I have had a lot of deer/antler damage on my young trees. I put chicken wire around them and it seemed to stop it. Now the trees are a little bigger, I took the wire off, with no new damage. BUT! This year and last we have had yellow-bellied sapsuckers poking holes in rings around the trunks and effectively ring-barking the trees, which can kill them (the trees, not the birds, unfortunately). I hung bedsheets torn into strips over the areas they are most prone to peck, sort of helped. Tried onion bag type mesh, they pecked right through it. I am at my wits end with nature! Any way, I have used the type of protection you are now, be sure to get that off in the spring, a lot of nasty things can go on under that stuff, replace it again in the fall, early September. If anyone has a suggestion for what to do with those wretched sapsuckers, short of killing them, please let me know.

wendywoo said...

What, exactly, does a sheep breaking into bosoms look like???

Frank from Virginia said...

1st, and Wendywoo,
The answer to both problems is the same. Go out and get you a shotgun. Deer meat is very tasty and low in fat. The birds are a little small for the pot but the shotgun would solve the bark problem. If you do not want to kill the deer get a good pump pelit gun and pop him in the butt a couple of times and he will get the idea.

Sandy said...

1st Man,

What a great idea, I wouldn't have thought about using pipe insulation.

FionaG said...

We have the same problem here but mostly with wombats and kangaroos, occasionally deer. In areas where we put, or want to put, our goats and alpacas we build permanent protectors using star pickets and chicken wire. This allows the tree to grow big without the trunk being eaten. Wendywoo, I sympathise with your bird problem. We found some success by hanging a large rubber snake. You might need to move it to different positions every now and then. Love the wildlife but they do present constant challenges! Good luck.

wendywoo said...

Oh, believe me, I am at that point, but those miserable little birds are PROTECTED! My trees can go die, but you cannot harm the little buggers!

1st Man said...

"Hello, 911? I would like to report loose sheep in my bosoms". "sir, is this a prank call?"

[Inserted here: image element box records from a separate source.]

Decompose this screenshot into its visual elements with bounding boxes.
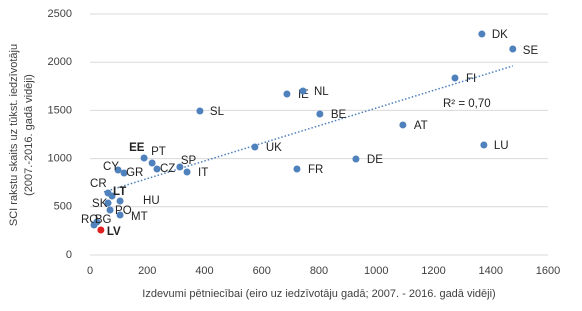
point bbox=[148, 159, 156, 167]
x-tick-label: 1200 bbox=[421, 265, 445, 277]
point-label: HU bbox=[143, 195, 160, 207]
point-label: SK bbox=[92, 198, 108, 210]
y-axis-title: SCI rakstu skaits uz tūkst. iedzīvotāju bbox=[8, 44, 20, 226]
point-label: AT bbox=[414, 120, 428, 132]
point bbox=[451, 74, 459, 82]
x-tick-label: 1600 bbox=[536, 265, 560, 277]
point-label: GR bbox=[126, 167, 143, 179]
x-tick-label: 200 bbox=[138, 265, 156, 277]
y-tick-label: 2500 bbox=[48, 8, 72, 20]
point-label: SE bbox=[523, 45, 539, 57]
point bbox=[106, 206, 114, 214]
point bbox=[97, 226, 105, 234]
point-label: UK bbox=[266, 142, 282, 154]
point-label: FI bbox=[466, 73, 476, 85]
point-label: CY bbox=[103, 161, 119, 173]
point bbox=[478, 30, 486, 38]
point-label: IT bbox=[198, 167, 208, 179]
point bbox=[114, 166, 122, 174]
point-label: MT bbox=[131, 211, 148, 223]
y-tick-label: 1500 bbox=[48, 104, 72, 116]
point-label: LT bbox=[113, 186, 126, 198]
y-tick-label: 0 bbox=[66, 249, 72, 261]
point bbox=[251, 143, 259, 151]
y-tick-label: 1000 bbox=[48, 153, 72, 165]
point-label: SL bbox=[210, 106, 225, 118]
x-tick-label: 0 bbox=[87, 265, 93, 277]
point bbox=[509, 45, 517, 53]
point-label: LV bbox=[107, 226, 121, 238]
y-axis-title: (2007.-2016. gadā vidēji) bbox=[23, 74, 35, 196]
annotation: R² = 0,70 bbox=[443, 98, 491, 110]
point-label: DK bbox=[492, 29, 508, 41]
point bbox=[196, 107, 204, 115]
point-label: SP bbox=[181, 155, 197, 167]
point bbox=[108, 192, 116, 200]
point-label: DE bbox=[367, 154, 383, 166]
point bbox=[316, 110, 324, 118]
point-label: CZ bbox=[160, 163, 175, 175]
y-tick-label: 500 bbox=[54, 201, 72, 213]
point-label: FR bbox=[308, 164, 323, 176]
y-tick-label: 2000 bbox=[48, 56, 72, 68]
point bbox=[116, 211, 124, 219]
point bbox=[399, 121, 407, 129]
point-label: LU bbox=[494, 140, 509, 152]
point bbox=[183, 168, 191, 176]
point bbox=[283, 90, 291, 98]
point bbox=[153, 165, 161, 173]
x-tick-label: 800 bbox=[310, 265, 328, 277]
x-tick-label: 600 bbox=[253, 265, 271, 277]
point bbox=[104, 199, 112, 207]
point-label: BG bbox=[95, 214, 112, 226]
point-label: IE bbox=[298, 89, 309, 101]
point bbox=[480, 141, 488, 149]
trendline bbox=[103, 65, 514, 193]
point bbox=[120, 169, 128, 177]
x-tick-label: 1400 bbox=[479, 265, 503, 277]
point bbox=[176, 163, 184, 171]
x-tick-label: 400 bbox=[195, 265, 213, 277]
point bbox=[93, 218, 101, 226]
point-label: EE bbox=[129, 142, 145, 154]
point bbox=[116, 197, 124, 205]
point bbox=[299, 87, 307, 95]
point bbox=[352, 155, 360, 163]
point-label: PT bbox=[151, 146, 166, 158]
point bbox=[140, 154, 148, 162]
point-label: CR bbox=[90, 178, 107, 190]
point bbox=[293, 165, 301, 173]
point-label: NL bbox=[314, 86, 329, 98]
x-tick-label: 1000 bbox=[364, 265, 388, 277]
x-axis-title: Izdevumi pētniecībai (eiro uz iedzīvotāj… bbox=[142, 288, 495, 300]
point-label: BE bbox=[331, 109, 347, 121]
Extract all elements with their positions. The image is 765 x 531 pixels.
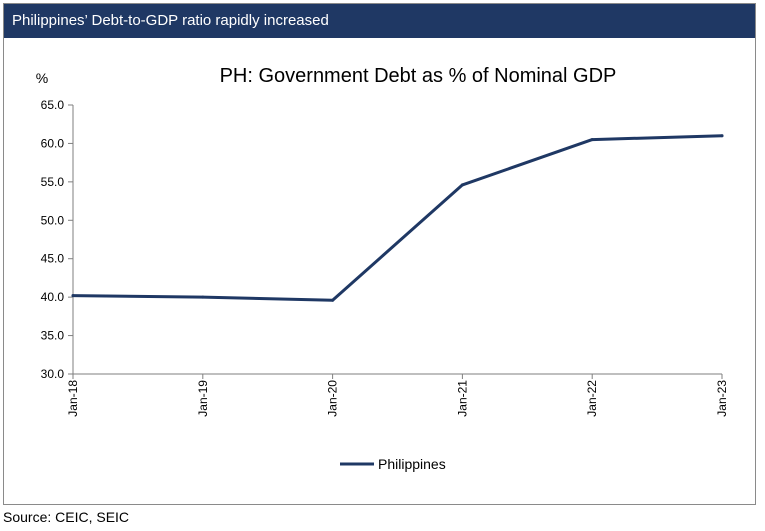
source-note: Source: CEIC, SEIC bbox=[3, 509, 130, 525]
data-point bbox=[460, 183, 464, 187]
legend-label-philippines: Philippines bbox=[378, 456, 446, 472]
data-point bbox=[71, 294, 75, 298]
plot-area bbox=[71, 134, 724, 302]
chart-axes: 30.0 35.0 40.0 45.0 50.0 55.0 60.0 65.0 Jan-18 Ja… bbox=[41, 98, 729, 417]
y-tick-label: 50.0 bbox=[41, 213, 65, 227]
chart-frame: Philippines’ Debt-to-GDP ratio rapidly i… bbox=[3, 3, 756, 505]
chart-title: PH: Government Debt as % of Nominal GDP bbox=[220, 65, 617, 87]
y-tick-label: 40.0 bbox=[41, 290, 65, 304]
x-tick-label: Jan-20 bbox=[326, 380, 340, 417]
x-tick-label: Jan-21 bbox=[455, 380, 469, 417]
y-axis-label: % bbox=[36, 70, 48, 86]
y-tick-label: 55.0 bbox=[41, 175, 65, 189]
data-point bbox=[720, 134, 724, 138]
y-tick-label: 35.0 bbox=[41, 329, 65, 343]
y-tick-label: 45.0 bbox=[41, 252, 65, 266]
legend: Philippines bbox=[340, 456, 446, 472]
y-tick-label: 65.0 bbox=[41, 98, 65, 112]
x-tick-label: Jan-19 bbox=[196, 380, 210, 417]
y-tick-label: 30.0 bbox=[41, 367, 65, 381]
data-point bbox=[201, 295, 205, 299]
x-tick-label: Jan-23 bbox=[715, 380, 729, 417]
x-tick-label: Jan-18 bbox=[66, 380, 80, 417]
series-line-philippines bbox=[71, 134, 724, 302]
data-point bbox=[590, 138, 594, 142]
page-title: Philippines’ Debt-to-GDP ratio rapidly i… bbox=[4, 4, 755, 38]
x-tick-label: Jan-22 bbox=[585, 380, 599, 417]
y-tick-label: 60.0 bbox=[41, 136, 65, 150]
data-point bbox=[331, 298, 335, 302]
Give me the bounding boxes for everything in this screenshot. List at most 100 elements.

LOL! They can do damage don't they? ;-)

1st Man said...

Oh no! I hope someone will come forward with ideas. I've heard of using shiny pie plates, the tin foil/aluminum type, hanging in trees or around so they spin and blow in the wind? Not sure if that would help? I'm not sure we have to worry about those but I'm sure this isn't the last creature we'll be competing with ha.

1st Man said...

We do actually have a couple of rifles. I haven't yet seen them when I'm there but I know they are around now. We'll see what happens. ;-)

1st Man said...

It was a random thought and it really worked out great. I was worried after I did it that it might harm the trees so I googled when I got back into town and found others doing it so hey, I guess we're in good company, ha. .

1st Man said...

It's great seeing the wildlife isn't it? I guess we all have to figure out a way to live together, ha.

OK, I know to you it's probably a nuisance, but when I think of us having property in the country and we deal with deer and such, and you have property in the country on the other side of the globe and deal with wombats and kangaroos. I think that's cool (in a US only point of view, LOL).

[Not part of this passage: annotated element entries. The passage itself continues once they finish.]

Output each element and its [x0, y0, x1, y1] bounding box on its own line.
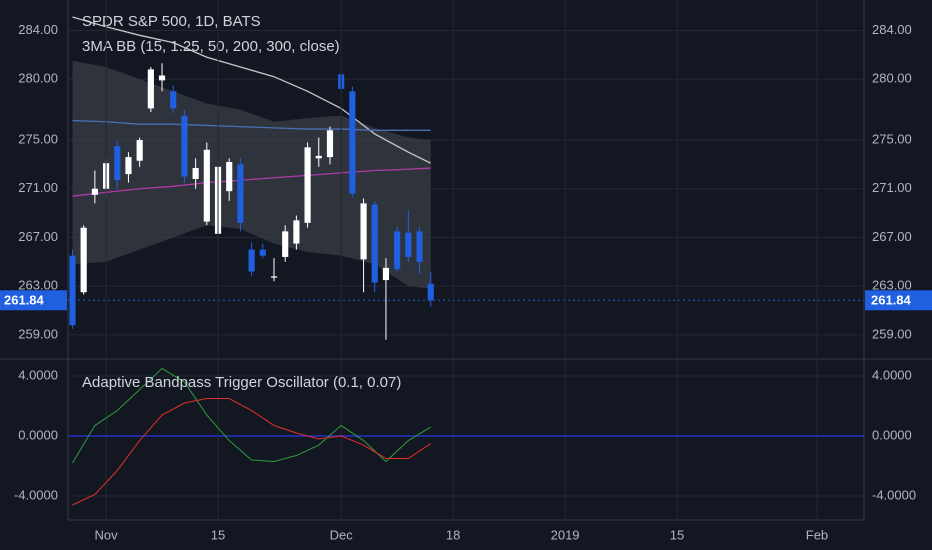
y-tick-label: 267.00: [18, 229, 58, 244]
chart-subtitle: 3MA BB (15, 1.25, 50, 200, 300, close): [82, 38, 340, 55]
y-tick-label: 263.00: [18, 278, 58, 293]
x-tick-label: Nov: [95, 527, 119, 542]
moving-average: [72, 119, 431, 131]
candle-body: [91, 188, 98, 195]
candle-body: [226, 161, 233, 192]
candle-body: [394, 231, 401, 270]
candle-body: [315, 155, 322, 159]
moving-average: [72, 167, 431, 197]
candle-body: [270, 276, 278, 278]
x-tick-label: Feb: [806, 527, 828, 542]
y-tick-label: 275.00: [18, 131, 58, 146]
candle-body: [136, 140, 143, 161]
price-label-box: [865, 290, 932, 311]
y-tick-label: 275.00: [872, 131, 912, 146]
y-tick-label: 267.00: [872, 229, 912, 244]
x-tick-label: 15: [211, 527, 225, 542]
price-label-box: [0, 290, 67, 311]
candle-body: [416, 231, 423, 262]
chart-title: Adaptive Bandpass Trigger Oscillator (0.…: [82, 374, 401, 391]
candle-body: [170, 91, 177, 109]
candle-body: [293, 220, 300, 244]
candle-body: [203, 149, 210, 222]
candle-body: [382, 267, 390, 281]
y-tick-label: 280.00: [18, 71, 58, 86]
oscillator-line: [72, 367, 431, 464]
price-label: 261.84: [871, 293, 912, 308]
candle-body: [349, 91, 356, 194]
y-tick-label: 271.00: [18, 180, 58, 195]
candle-body: [192, 168, 199, 179]
candle-body: [304, 147, 311, 223]
x-tick-label: 15: [670, 527, 684, 542]
candle-body: [326, 130, 334, 158]
x-tick-label: 2019: [551, 527, 580, 542]
candle-body: [360, 203, 367, 260]
price-label: 261.84: [4, 293, 45, 308]
candle-body: [125, 157, 132, 175]
x-tick-label: 18: [446, 527, 460, 542]
y-tick-label: -4.0000: [14, 487, 58, 502]
candle-body: [158, 75, 166, 81]
y-tick-label: 259.00: [872, 326, 912, 341]
candle-body: [114, 146, 121, 181]
candle-body: [427, 283, 434, 301]
candle-body: [259, 249, 266, 256]
y-tick-label: 284.00: [18, 22, 58, 37]
y-tick-label: 0.0000: [872, 427, 912, 442]
x-tick-label: Dec: [330, 527, 354, 542]
candle-body: [80, 227, 87, 293]
y-tick-label: 4.0000: [18, 367, 58, 382]
y-tick-label: -4.0000: [872, 487, 916, 502]
candle-body: [69, 255, 76, 326]
candle-body: [237, 164, 244, 223]
candle-body: [248, 249, 255, 272]
y-tick-label: 4.0000: [872, 367, 912, 382]
chart-title: SPDR S&P 500, 1D, BATS: [82, 13, 261, 30]
candle-body: [405, 232, 412, 257]
y-tick-label: 271.00: [872, 180, 912, 195]
y-tick-label: 263.00: [872, 278, 912, 293]
candle-body: [147, 69, 154, 109]
y-tick-label: 0.0000: [18, 427, 58, 442]
candle-body: [181, 115, 188, 177]
y-tick-label: 280.00: [872, 71, 912, 86]
y-tick-label: 259.00: [18, 326, 58, 341]
y-tick-label: 284.00: [872, 22, 912, 37]
moving-average: [72, 16, 432, 164]
candle-body: [371, 204, 378, 283]
oscillator-line: [72, 398, 432, 506]
candle-body: [282, 231, 289, 257]
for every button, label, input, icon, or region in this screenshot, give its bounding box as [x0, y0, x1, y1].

Love the rubber snake idea. Will have to remember that.

Tonya @ My Cozy Little Farmhouse said...


FionaG said...

I agree Ist Man, definitely cool. So many 'same but different' themes. I think that's one of the things that attracts me to your wonderful blog.

Anonymous said...

I live in central Maine, USA. On a trip to northern California a year and a half ago (July 2014) we bought a redwood seedling which grew from 2" to nearly 8' in a year so I had to plant it outside this summer. It hasn't grown much since then but seems healthy. It's about to face it's first Maine winter outside, and I want to do everything I can to help it survive. The trunk is still thin, like a broom handle, so the pipe insulation is something I'll try. I'm also concerned about the needles, not wanting them to be eaten by deer or other critters looking for a winter meal.

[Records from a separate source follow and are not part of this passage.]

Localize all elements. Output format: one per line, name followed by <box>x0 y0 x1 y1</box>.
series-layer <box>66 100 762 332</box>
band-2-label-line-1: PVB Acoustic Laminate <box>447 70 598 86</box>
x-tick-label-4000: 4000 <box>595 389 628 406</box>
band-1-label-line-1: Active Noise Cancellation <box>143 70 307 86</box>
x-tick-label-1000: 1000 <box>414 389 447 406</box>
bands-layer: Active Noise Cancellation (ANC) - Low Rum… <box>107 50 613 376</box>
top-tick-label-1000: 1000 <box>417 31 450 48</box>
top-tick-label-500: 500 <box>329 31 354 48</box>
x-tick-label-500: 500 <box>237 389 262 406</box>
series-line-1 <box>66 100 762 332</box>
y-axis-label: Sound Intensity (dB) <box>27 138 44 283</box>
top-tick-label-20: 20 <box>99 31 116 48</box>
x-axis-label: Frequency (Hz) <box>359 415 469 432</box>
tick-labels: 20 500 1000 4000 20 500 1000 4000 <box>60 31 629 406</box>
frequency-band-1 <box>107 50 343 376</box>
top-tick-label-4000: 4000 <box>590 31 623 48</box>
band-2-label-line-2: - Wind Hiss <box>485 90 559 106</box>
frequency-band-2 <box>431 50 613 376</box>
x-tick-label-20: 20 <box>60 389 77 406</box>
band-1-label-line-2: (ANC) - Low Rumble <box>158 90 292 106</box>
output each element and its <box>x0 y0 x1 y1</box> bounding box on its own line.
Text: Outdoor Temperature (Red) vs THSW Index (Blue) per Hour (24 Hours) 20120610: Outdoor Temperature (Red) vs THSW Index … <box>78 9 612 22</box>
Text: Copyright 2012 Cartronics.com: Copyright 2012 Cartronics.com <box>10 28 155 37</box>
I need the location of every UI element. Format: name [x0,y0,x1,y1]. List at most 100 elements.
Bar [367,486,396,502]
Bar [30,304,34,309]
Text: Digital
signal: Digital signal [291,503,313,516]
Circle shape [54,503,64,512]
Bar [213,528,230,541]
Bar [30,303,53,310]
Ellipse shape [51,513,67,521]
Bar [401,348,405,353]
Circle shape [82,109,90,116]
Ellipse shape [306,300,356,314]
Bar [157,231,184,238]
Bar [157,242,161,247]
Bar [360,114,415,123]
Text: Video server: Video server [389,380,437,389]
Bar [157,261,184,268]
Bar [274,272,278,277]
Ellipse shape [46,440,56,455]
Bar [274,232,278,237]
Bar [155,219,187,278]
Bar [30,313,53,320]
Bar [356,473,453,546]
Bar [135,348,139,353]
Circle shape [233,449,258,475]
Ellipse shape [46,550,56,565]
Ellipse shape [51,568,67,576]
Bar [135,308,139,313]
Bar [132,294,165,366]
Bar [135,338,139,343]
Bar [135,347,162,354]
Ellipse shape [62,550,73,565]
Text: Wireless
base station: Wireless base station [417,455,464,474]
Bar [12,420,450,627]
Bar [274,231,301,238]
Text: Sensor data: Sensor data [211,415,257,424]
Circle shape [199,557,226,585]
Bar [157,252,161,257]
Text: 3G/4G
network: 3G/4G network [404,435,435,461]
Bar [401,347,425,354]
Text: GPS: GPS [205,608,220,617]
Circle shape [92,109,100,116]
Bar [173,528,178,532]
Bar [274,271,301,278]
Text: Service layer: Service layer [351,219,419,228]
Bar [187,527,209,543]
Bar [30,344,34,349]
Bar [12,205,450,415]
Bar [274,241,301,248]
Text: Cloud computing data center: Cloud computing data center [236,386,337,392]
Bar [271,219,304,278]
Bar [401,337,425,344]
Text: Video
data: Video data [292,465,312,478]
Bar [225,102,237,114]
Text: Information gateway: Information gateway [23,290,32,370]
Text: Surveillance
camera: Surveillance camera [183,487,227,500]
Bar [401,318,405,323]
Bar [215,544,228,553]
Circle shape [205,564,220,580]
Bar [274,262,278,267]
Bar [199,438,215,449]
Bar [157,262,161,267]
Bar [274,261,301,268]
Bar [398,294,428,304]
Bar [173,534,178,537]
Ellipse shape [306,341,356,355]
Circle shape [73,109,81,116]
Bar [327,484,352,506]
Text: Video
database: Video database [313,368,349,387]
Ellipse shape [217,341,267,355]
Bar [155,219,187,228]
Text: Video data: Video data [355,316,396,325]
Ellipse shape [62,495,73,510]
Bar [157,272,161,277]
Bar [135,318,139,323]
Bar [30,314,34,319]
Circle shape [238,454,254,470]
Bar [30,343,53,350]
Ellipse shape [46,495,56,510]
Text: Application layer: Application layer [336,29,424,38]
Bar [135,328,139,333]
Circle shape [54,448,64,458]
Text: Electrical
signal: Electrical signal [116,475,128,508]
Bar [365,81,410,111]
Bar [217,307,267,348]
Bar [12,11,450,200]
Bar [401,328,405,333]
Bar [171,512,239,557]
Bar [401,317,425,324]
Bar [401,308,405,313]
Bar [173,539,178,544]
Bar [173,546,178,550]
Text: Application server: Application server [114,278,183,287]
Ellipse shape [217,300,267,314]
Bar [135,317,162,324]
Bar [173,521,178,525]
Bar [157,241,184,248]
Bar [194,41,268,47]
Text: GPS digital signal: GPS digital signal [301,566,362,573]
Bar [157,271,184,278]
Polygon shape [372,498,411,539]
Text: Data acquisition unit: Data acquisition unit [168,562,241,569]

Anyone know if something like a strong pepper spray might help? The tree seems a bit too tall and wide at the branch tips (5' in diameter) for a clear plastic teepee, but I'd make one if anyone thought it would be needed.

Redwood Lover

1st Man said...

thanks for your comment. I'm not sure about pepper spray, I sure wouldn't want it to damage the needles. Maybe on the ground around it? The pipe stopped my bark damage, though be sure to take it off on occasion, like when you are around or know there won't be deer for a period of time, so that the tree breathes. Bark it just like skin, you have to take care of it too.

Come back anytime and check in, we'd love to hear from you!